Apologies if this seems alarmist; the majority of DB schemes *should* end up being able to meet all their liabilities, but I just wanted to paint a full picture. However, if you have concerns about the continuing viability of the employer, you should make further enquiries about the financial health of the pension scheme, just to be on the safe side.



cronley said:


> You say 7.25% is guideline return if more than 10 years to retirement. What is guideline % for 6 years to retirement.


 
Over the last ten years prior to retirement, the rate is reduced gradually from the long term rate (currently 7.25%) to the short term rate (currently 4.5%).
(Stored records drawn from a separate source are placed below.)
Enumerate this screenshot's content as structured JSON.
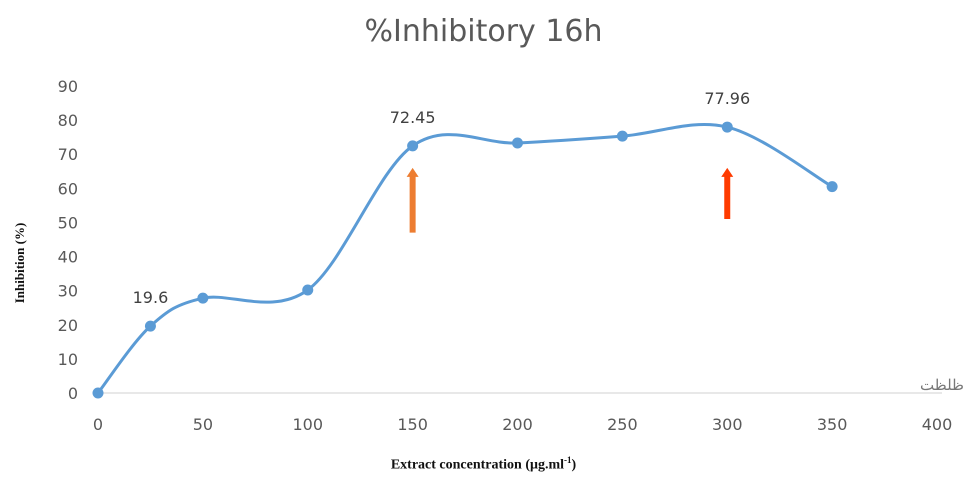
{
  "chart_data": {
    "type": "line",
    "title": "%Inhibitory 16h",
    "xlabel": "Extract concentration (μg.ml",
    "xlabel_sup": "-1",
    "xlabel_end": ")",
    "ylabel": "Inhibition (%)",
    "xlim": [
      0,
      400
    ],
    "ylim": [
      0,
      90
    ],
    "x_ticks": [
      0,
      50,
      100,
      150,
      200,
      250,
      300,
      350,
      400
    ],
    "y_ticks": [
      0,
      10,
      20,
      30,
      40,
      50,
      60,
      70,
      80,
      90
    ],
    "grid": false,
    "smooth": true,
    "series": [
      {
        "x": [
          0,
          25,
          50,
          100,
          150,
          200,
          250,
          300,
          350
        ],
        "y": [
          0,
          19.6,
          27.8,
          30.2,
          72.45,
          73.3,
          75.3,
          77.96,
          60.5
        ],
        "color": "#5b9bd5"
      }
    ],
    "data_labels": [
      {
        "x": 25,
        "y": 19.6,
        "text": "19.6"
      },
      {
        "x": 150,
        "y": 72.45,
        "text": "72.45"
      },
      {
        "x": 300,
        "y": 77.96,
        "text": "77.96"
      }
    ],
    "annotations": [
      {
        "type": "arrow",
        "x": 150,
        "y_from": 47,
        "y_to": 66,
        "color": "#ed7d31"
      },
      {
        "type": "arrow",
        "x": 300,
        "y_from": 51,
        "y_to": 66,
        "color": "#ff3b00"
      }
    ],
    "axis_note": "ظلظت"
  }
}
The formula used to achieve this is set out in section C.1 of the Appendix to ASP PEN-2.



cronley said:


> The reason I am trying to get the formula for calculating Transfer Value, is to get some transparency. How do I know if the scheme actuary makes a mistake in the calculation - or does not not treat me fairly - the whole process seems very secretive.


 
ASP PEN-2 sets out the process in detail and does not give the scheme actuary the option to "treat you unfairly". It's also very unlikely that a mistake would be made in the calculation as these calculations tend to be computerised, but you always have the option of hiring an actuary to check the amount quoted, if you have concerns about its accuracy.

Regards
Homer


----------